Climb the face left of 'Unrequited' passing three bolts before gaining that route a few moves before it escapes right. Step left and boulder the short wall above passing a final high bolt.

Start: Start 3m left of 'Unrequited'.

FA: Ingvar Lidman, 2009

15
22 R * Unrequited Trad 20m

Crack to pocket, R to jug, up to break. The pro is not great.

Start: Start 15m down R of TC.

FA: Greg Child, Kim Carrigan, 1978

16
27 ** Requited Sport 35m

Straight up the awesome headwall above 'Unrequited' past bolts, to the 'Despatched' lower-off.

Start: Start at the top of 'Unrequited'.

FA: Kim Carrigan, 1984

17
28 ** Required Sport 15m, 3

A more fingery version of Slopin' Sleazin' perhaps?

Start: Start just R of 'Unrequited'.

FA: Ingvar Lidman

18
30 ** Expired Sport

FA: Nathan Hoette

19
26 Recent Theft Mixed 20m, 1

Bouldery past the bolt.

Start: Start 5m R of U.

FA: Kim Carrigan, 1984

20
25 * Lust Mixed 60m, 5

Start: Start as for RT.

  1. 30m (23) Up RT to it's bolt then step R and up runout face. Belay at stance just L of 'Bulger' p2.

  2. 30m (25) Up past 3 bolts to technical corner. Now back L past bolt onto the airy arete. The bit past the last bolt can be done as a grade 20 LHF to 'Bulger'.

FA: Simon Mentz, Louise Shepherd, 1991

21
15 ** Bulger Trad 60m

Start: Start down R from RT.

  1. 30m (-) Traverse R then up pedestal, then go up R to an easy corner to a ledge.

  2. 30m (15) The steep corner crack, with airy hand jamming.

FA: Reg Williams, Chris Baxter, 1965

22
20 * Lust in the Dust Trad 30m
23
22 Bulger DS Trad

The steep weakness with a desperate exit.

Start: Start 4m R of B.

FA: Rod Young, Mark Moorhead, 1980

24
19 Dire Straights Trad 30m

As for 'The Keyhole' then take the steep crack 3m L of 'The Keyhole'. Once in the alcove above, take the steep juggy R wall.

Start: Start as for 'Keyhole'.

FA: Ed Neve, Chris Baxter, 1974

25
19 R Castles in the Air Trad 20m

If you must do this make sure you don't send rocks off the edge onto others below.

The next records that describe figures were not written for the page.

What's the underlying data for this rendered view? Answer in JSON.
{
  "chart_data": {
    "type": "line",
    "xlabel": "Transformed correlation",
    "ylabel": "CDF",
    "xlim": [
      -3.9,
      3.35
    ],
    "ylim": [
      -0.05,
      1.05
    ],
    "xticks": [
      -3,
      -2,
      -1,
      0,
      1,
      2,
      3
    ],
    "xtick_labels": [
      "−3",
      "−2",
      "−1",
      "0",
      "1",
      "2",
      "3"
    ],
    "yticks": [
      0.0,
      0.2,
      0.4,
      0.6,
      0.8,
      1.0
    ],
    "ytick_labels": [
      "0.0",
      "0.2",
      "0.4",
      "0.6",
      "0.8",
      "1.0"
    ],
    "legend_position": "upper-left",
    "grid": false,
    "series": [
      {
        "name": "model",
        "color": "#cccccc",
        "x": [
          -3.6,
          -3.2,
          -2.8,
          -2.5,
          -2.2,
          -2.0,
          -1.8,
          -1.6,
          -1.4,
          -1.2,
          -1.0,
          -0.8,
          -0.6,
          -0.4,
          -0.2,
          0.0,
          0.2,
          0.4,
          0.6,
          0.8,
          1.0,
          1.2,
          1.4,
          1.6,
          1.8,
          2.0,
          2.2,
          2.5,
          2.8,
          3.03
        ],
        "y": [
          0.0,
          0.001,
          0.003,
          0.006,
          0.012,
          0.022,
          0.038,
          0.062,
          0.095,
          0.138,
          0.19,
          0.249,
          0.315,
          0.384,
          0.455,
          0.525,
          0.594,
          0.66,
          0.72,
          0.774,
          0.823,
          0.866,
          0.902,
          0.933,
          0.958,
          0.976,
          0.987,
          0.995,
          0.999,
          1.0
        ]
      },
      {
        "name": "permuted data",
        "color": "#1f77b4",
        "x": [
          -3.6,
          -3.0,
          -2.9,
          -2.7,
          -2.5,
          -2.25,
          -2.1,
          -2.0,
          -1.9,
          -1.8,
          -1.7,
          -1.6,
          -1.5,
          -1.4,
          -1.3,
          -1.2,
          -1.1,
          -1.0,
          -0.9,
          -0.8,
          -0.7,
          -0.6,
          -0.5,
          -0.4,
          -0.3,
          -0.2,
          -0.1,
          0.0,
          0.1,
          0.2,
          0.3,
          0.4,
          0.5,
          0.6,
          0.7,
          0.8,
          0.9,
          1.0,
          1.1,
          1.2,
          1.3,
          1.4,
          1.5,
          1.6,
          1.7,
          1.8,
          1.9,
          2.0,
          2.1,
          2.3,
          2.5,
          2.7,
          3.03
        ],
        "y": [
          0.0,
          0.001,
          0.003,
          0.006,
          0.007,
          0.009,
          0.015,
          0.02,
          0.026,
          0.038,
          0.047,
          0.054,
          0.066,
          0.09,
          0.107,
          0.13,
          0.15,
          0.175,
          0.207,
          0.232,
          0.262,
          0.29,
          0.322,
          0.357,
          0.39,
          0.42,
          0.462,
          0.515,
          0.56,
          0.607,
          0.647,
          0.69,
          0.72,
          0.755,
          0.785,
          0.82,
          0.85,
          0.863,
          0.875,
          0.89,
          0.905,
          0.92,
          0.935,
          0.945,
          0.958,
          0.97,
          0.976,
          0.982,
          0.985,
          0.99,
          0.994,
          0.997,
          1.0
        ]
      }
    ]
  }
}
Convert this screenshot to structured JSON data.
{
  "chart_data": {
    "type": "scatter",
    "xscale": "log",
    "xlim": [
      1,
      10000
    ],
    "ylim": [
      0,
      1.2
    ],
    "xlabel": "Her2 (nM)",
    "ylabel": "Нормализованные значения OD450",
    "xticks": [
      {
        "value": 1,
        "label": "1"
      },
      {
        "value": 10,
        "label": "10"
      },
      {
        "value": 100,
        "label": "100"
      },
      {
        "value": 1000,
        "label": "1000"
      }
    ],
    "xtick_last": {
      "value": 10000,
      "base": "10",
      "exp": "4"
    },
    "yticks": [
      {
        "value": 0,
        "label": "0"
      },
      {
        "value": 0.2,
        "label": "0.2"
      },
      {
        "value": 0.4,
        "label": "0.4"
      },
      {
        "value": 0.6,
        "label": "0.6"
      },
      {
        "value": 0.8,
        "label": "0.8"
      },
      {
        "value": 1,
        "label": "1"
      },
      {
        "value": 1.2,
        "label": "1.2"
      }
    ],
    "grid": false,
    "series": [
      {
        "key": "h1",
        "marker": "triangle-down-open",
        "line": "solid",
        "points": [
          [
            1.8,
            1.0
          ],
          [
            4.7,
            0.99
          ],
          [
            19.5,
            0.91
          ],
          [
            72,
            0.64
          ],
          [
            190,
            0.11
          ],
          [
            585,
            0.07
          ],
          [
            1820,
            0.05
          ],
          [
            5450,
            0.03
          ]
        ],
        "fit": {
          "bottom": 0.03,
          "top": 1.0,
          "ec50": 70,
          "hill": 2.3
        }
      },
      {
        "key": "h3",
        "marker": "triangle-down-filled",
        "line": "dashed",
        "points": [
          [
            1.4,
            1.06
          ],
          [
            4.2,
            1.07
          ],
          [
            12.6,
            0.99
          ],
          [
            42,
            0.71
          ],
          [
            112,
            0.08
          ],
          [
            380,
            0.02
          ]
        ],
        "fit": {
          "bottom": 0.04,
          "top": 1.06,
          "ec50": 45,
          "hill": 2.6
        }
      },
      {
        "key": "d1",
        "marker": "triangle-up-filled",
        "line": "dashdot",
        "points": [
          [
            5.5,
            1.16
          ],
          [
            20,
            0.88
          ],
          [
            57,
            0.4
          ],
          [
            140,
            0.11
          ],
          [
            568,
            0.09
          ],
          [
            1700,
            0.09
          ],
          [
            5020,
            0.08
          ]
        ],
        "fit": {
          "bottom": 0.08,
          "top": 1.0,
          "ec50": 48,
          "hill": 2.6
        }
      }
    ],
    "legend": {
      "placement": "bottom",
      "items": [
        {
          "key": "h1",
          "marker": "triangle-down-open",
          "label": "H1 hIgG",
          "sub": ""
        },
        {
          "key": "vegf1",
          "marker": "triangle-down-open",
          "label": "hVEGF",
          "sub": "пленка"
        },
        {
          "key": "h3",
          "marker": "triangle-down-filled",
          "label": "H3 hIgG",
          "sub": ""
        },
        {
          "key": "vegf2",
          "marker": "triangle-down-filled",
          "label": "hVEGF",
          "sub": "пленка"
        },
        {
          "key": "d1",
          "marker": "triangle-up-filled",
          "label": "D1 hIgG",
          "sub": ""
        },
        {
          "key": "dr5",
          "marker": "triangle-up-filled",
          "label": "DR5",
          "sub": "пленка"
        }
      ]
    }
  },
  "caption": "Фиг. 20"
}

Start: Start at the top of DS.

FA: Chris Baxter, Chris O'Brien, 1975

26
10 ** The Keyhole Trad 25m

Start about 50m uphill from John\'s Pinnacle, under the obvious cleft in the south face of the 'Bluffs' which divides 'Bluff Major' and 'Bluff Minor'. Up 4m juggy wall, go R underneath roof for 5m, then thrash up the obvious slot. Exit to the north onto 'Blockbuster' Ledge.

27
13 Lock-up Trad 16m

As for TK then up pea-pod groove, then the wall to join 'Bulger'. Finish up it.

Start: Start as for 'The Keyhole' (which is described on the 'Bluff Minor' page and is the major cleft on the south face of the 'Bluffs' dividing 'Bluff Major' from Bluff Minor).